そのラップでおにぎりを作り、具沢山味噌汁を温めなおし、酢の物はハードルが高いと思ったので、黒豆とその三つを出した。
最初は貴族が手掴みなんて…とロッテは遠慮していたが、
憧れのお姉様方が「これこれ!ラップのおかげで手が汚れないし、このおにぎりは何故か手掴みで食べるほうが美味しいのよ〜!」と恍惚の表情で具沢山味噌汁なるものも飲んでは、
「は〜!美味しいし癒される〜!アンちゃん、うちのシェフにも教えてくれる?」
「勿論です〜!そのうち私が作らなくても良くなって楽チンになりたいです〜」
「お母さんはアンの作るご飯を食べたいわ」
「え〜!?面倒だけどキッチン作ってくれたからな〜倒れない程度に頑張るよ〜」
「アンさん、これ、炊き込みご飯と味噌汁と黒豆まだある?」
とこの光景にやはりロッテは真似てみることにした。
「な、な、な!なんですか!?この美味しさは!クララと同じ7歳だなんて、信じられない!絶品です!」と驚愕のロッテ。

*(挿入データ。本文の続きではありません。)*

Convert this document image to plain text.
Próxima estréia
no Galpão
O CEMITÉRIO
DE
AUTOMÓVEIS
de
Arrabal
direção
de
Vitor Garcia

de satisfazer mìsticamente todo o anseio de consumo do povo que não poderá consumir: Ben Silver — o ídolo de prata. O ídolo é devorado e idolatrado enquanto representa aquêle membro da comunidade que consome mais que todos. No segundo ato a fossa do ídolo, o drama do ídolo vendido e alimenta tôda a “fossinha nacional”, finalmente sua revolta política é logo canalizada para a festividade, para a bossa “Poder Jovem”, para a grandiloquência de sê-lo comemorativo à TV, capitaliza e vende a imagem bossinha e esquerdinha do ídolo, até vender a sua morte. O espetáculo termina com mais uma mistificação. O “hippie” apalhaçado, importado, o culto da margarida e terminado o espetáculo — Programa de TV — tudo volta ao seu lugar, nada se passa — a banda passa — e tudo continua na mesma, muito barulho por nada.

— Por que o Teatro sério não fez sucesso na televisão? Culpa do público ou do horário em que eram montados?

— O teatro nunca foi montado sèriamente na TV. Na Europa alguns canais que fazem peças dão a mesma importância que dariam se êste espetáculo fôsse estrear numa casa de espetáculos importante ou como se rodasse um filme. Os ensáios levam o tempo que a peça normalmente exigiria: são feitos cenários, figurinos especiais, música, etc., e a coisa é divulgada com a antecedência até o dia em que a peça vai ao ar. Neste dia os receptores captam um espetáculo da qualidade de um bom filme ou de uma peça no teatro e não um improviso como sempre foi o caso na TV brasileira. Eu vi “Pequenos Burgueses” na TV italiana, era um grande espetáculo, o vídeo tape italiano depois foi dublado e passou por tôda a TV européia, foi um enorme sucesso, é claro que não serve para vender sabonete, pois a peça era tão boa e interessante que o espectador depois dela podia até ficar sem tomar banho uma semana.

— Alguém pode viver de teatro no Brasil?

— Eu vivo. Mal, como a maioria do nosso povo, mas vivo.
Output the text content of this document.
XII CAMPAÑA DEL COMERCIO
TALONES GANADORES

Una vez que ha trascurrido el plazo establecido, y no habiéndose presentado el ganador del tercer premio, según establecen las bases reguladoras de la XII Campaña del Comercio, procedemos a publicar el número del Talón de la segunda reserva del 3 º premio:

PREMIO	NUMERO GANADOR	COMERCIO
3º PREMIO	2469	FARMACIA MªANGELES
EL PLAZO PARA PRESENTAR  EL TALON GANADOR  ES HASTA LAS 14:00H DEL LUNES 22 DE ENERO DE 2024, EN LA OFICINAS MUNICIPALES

「クララもこれ好きー!アン様素晴らしいです!すごく美味しいです!」
すっかり普通の7歳の女の子になったクララ。
そして、こっちの世界で言うところのシャインマスカットをデザートに出したアンはクララに言った。
「クララ様、涙は止まりましたね。泣いたらお腹が空くから余計に美味しかったんじゃないですか?」
「そういえば…。ペコペコだとよりお食事が美味しく感じるのね。」
「そうですね、空腹は最高の調味料とか言ってるシェフもいるそうですし。あと、この緑の大きな葡萄は皮も食べられるので剥かずに召し上がって見てください」
「!?ホントだ!美味しい!すっごく甘くてさっぱりもしてすっごく美味しいです!」
「…クララ様、そのマスカットはリナ様の領地の特産物なんです。」
「え!?」
「我々が食べる食物は全て田舎と呼ばれる王都の外で作られています。そこの方々が汗水流して懸命に育ててくださるおかげで、我々は毎日食べることが出来ているんですよ。」